There stand in my mind, mountains and monuments whose names I cannot recall, but friends made along the way remain.
Nearly a year has come and gone since we first set sail. April of 2011 brought with it the embarkation of a great journey, one that would take my wife and I across much of Europe and beyond. It seems odd now, a year past, how 76 days can change so much.
I find happiness in having a home, a place to call your own, but a strange yearning persists after the long flight back and months of daily routine. The itinerary is fresh in my mind and logic won’t serve to explain why my backpack has yet to be emptied.
We landed in Barcelona, spent Easter in Rome, toured Tuscany, sailed again to Athens, Jerusalem and Turkey.
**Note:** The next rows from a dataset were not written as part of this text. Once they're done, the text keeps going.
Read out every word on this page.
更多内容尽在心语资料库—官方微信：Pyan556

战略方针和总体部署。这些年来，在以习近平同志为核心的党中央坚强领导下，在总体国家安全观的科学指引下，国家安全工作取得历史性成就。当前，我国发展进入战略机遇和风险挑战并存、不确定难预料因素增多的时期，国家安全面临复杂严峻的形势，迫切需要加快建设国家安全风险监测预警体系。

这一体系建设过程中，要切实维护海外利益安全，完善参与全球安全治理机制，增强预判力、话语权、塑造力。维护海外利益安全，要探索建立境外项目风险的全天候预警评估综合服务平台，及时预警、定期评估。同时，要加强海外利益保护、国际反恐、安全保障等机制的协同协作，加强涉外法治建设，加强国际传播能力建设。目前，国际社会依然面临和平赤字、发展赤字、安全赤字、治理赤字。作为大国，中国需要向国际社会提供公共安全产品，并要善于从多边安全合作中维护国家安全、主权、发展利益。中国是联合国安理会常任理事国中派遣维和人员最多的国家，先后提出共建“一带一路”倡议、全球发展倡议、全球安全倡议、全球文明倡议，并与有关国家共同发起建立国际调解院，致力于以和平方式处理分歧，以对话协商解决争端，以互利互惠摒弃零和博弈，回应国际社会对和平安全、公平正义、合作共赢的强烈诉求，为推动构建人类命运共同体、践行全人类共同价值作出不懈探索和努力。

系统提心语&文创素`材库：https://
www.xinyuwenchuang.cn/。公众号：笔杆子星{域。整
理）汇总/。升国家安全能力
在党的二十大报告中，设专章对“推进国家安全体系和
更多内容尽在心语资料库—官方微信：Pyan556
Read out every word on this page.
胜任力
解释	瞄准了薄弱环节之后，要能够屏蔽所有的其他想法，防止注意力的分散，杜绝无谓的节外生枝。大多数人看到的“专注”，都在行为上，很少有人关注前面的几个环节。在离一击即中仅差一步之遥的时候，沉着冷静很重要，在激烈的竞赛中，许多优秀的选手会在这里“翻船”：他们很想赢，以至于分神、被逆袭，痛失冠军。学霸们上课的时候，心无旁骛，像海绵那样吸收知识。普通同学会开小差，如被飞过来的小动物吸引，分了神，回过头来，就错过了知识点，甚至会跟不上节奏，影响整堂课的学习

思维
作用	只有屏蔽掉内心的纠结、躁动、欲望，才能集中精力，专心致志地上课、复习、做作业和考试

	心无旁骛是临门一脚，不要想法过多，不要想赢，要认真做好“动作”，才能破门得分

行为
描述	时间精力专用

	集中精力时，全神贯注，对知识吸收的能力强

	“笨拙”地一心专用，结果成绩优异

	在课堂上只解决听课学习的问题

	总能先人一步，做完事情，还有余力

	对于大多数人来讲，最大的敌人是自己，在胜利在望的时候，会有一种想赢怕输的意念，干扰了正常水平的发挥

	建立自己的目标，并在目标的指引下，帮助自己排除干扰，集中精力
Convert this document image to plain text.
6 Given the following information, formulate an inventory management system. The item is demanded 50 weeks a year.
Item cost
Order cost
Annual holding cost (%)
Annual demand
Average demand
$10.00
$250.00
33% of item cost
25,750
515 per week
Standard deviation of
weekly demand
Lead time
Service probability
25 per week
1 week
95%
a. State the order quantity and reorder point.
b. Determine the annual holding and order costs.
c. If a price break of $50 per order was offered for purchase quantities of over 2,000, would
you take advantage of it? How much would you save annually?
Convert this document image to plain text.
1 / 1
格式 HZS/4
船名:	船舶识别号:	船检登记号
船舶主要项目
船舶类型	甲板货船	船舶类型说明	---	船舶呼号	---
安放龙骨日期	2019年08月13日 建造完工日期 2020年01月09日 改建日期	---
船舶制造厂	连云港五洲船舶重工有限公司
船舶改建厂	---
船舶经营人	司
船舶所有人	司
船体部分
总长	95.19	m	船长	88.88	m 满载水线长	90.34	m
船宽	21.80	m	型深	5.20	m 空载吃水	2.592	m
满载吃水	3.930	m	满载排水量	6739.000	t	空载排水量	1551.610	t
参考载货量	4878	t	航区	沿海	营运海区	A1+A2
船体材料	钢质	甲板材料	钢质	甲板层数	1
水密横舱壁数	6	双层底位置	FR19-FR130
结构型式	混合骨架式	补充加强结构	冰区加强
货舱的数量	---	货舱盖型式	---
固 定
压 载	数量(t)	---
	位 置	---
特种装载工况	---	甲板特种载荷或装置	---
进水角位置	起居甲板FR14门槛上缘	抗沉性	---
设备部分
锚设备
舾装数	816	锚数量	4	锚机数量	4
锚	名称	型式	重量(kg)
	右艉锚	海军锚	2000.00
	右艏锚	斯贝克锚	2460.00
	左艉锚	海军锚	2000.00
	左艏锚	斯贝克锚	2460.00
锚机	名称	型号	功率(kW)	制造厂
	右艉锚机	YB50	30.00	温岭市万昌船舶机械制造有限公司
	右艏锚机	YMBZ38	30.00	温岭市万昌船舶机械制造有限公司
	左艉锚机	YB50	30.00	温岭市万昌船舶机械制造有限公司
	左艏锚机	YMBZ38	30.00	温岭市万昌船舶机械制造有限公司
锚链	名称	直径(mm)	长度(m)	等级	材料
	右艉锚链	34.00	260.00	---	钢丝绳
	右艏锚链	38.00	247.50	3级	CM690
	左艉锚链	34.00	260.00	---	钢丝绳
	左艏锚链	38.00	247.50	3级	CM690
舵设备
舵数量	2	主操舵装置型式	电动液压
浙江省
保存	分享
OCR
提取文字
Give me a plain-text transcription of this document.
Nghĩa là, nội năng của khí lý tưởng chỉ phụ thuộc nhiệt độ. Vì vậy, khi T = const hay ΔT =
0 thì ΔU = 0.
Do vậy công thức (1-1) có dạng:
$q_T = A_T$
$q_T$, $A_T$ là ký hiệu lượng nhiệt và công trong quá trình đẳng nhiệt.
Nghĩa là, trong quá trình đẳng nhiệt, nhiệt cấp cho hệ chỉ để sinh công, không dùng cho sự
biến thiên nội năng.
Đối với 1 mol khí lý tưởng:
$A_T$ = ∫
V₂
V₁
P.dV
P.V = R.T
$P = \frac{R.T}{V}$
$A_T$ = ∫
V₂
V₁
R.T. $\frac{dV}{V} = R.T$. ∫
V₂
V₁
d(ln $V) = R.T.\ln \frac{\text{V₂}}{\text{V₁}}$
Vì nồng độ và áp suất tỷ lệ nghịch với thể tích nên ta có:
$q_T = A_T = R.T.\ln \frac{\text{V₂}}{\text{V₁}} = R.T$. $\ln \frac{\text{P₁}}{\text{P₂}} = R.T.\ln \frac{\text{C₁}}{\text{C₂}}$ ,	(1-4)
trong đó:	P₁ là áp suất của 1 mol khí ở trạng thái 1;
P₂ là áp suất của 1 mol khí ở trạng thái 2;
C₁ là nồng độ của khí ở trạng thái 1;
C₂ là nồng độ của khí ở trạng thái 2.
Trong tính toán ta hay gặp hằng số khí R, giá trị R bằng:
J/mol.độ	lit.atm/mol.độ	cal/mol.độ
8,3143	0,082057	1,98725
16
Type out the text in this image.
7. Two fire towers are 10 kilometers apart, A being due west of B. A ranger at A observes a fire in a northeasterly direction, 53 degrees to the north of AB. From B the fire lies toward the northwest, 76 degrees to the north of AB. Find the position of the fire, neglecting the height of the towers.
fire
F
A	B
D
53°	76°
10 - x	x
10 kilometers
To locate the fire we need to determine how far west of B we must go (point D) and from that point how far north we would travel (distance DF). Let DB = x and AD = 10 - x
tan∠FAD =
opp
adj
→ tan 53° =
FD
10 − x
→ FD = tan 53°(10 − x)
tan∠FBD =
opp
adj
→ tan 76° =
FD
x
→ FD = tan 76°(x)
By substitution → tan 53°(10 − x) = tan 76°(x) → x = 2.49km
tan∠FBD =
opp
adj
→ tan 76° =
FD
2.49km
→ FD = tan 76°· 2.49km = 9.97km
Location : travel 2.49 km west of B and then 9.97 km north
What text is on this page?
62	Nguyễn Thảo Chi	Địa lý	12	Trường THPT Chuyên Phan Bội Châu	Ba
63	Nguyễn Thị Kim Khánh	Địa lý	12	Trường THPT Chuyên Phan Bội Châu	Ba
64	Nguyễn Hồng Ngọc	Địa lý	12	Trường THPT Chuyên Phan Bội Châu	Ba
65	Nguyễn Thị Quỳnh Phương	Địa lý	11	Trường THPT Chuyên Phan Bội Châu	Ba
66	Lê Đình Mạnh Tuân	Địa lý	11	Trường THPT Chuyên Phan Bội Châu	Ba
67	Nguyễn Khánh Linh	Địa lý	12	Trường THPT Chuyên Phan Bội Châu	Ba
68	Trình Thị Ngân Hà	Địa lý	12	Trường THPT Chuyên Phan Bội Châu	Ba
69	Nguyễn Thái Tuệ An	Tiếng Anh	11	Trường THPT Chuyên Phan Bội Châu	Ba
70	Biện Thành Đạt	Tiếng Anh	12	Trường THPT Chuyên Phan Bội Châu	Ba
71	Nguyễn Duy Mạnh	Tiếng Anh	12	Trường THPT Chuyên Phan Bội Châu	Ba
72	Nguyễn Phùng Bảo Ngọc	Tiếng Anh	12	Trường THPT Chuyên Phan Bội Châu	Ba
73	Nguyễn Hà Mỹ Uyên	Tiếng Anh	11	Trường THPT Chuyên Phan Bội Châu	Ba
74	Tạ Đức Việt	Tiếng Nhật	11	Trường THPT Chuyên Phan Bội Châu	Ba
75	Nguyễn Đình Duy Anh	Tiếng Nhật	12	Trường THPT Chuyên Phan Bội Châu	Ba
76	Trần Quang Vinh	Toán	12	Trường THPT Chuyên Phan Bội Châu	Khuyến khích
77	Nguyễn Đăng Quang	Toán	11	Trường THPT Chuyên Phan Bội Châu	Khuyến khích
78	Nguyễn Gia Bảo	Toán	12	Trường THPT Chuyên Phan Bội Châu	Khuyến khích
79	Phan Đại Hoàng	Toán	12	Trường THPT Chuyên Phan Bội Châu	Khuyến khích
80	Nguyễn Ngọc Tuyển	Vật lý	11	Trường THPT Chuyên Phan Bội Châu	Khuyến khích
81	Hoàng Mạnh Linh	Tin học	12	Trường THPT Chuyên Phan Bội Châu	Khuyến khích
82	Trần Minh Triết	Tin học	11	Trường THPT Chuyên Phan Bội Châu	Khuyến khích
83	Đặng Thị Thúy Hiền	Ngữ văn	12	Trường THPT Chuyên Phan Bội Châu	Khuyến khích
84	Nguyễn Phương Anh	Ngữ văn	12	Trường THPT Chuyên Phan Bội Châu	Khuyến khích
Back on dry ground we traveled by rail first to the cliff-side villages of Cinque Terre then to the canals of Venice before venturing north into Switzerland.
The Lauterbrunnen Valley greeted us with its fairytale beauty and from the heights of Jungfrau we descended to the sun-drenched shores of Zürichsee. Grossmüenster bid us farewell as we made way to Bavaria and the castles of Fussen chasing spring and warmer weather to Berlin. Cologne and a daytrip down the Rhine bid us adieu from Germany before landing in Amsterdam and the windmills of Holland.
Our journeys turned south toward Paris for a dose of culture before sipping champagne in Reims. A jaunt to the hallowed ground of Normandy rounded out our time on continental Europe sailing across the channel to celebrate the queen’s birthday in London and ending our journey after a few nights in Edinburgh’s old town.
Though part of us has returned another never will.